One very common mode of operation for Field is to use it in conjunction with your favorite Java development environment: say, Eclipse on one screen, Field on another. The idea is that you use a big serious environment like Eclipse for your big serious pieces of Java and then test, explore and stitch them together using small amounts of code written in Field.
Up until now, this has worked best if these two phases of development — writing Java, and working in Field — don't overlap so much. Because every time you change a Java class, you need to restart Field to see the changes.
Well, no more! Field's ReloadPlugin allows you, under certain circumstances, to reload classes into Field on the fly — no restart required.
Let's go through an example. Pretend that we have a new project in Eclipse:
First, we remember to tell Field where Eclipse puts the classes for this project. Right click in the plugin manager and "Add Directory/Jar to class path" (click to enlarge)
Now (after a restart) Field can see the classes made by this Eclipse project:
Give this Java source code in Eclipse:
If we change this Java source to
...
public String hello = "goodbye";
...
And recompile in Eclipse, Field knows nothing about this change! Until we restart. If this was a complex piece of code that we were testing in Field then we might end up restarting Field an awful lot.
Classfile reloading in Java generally falls into the category of "deep magic" — the JVM hasn't really been architected with this feature in mind. Field's reload plugin gives you an 80% solution with the minimum of fuss.
With the plugin activated you'll see a new tab in the top left of the screen:
This plugin keeps track of all classes loaded by Field, for whatever reason — your classes, and classes in subsidiary .jars that your code might call upon — and displays them in a hierarchy.
Right clicking on any art of the hierarchy — package or class — allows you to install a "class reloading domain" at that point.
And, yes, you'll have to restart one last time to make these classes reloadable. Upon restart (and rerunning the code you have that loads the classes), you'll see a new entry in that list the represents that package / class. To reload it, right click on it (or just double click)
As with all Class file reloading strategies there are limitations — to take full advantage of Field's reload plugin you might end up structuring your projects a little differently. Here's the main limitation:
1. Putting a class inside a "reloading domain" makes it invisible to classes inside other domains. That class can see all other classes inside its domain and not otherwise marked as reloadable.

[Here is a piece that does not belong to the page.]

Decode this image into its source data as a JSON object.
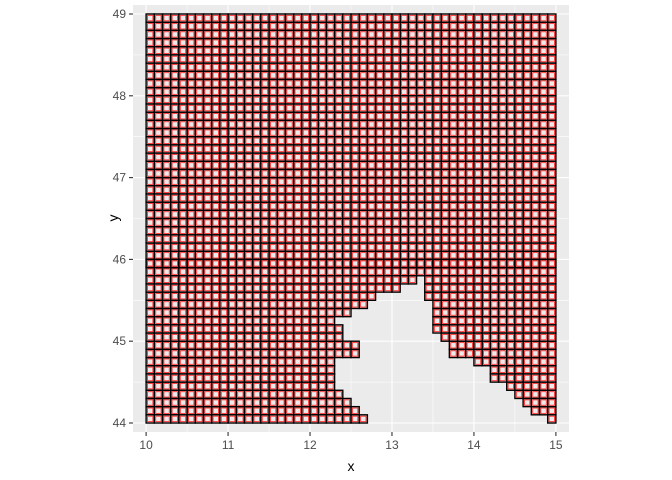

This means that you'll want to structure your code so that packages are relatively independant during the kinds of rapid fire testing that typically gets you into endless cycles of restarting Field.
The second limitation is less onerous:
2. The python import statement should only be executed once, not every time you reload.
The python import statement will go fetch the old version of a class, this is very unexpected. The solution, put your import statements in a separate box and you wont end up executing them by accident.
Finally, and this really goes hand in hand with 1:
3. You'll need to reinstantiate your reloaded classes.
Field doesn't patch existing instances. It doesn't seem possible to do this without causes broad slowdowns in the VM even in the non-reloaded case. Again, keep your classes loosely coupled (and easily recoupled) while testing. Like '1' above this is just good discipline.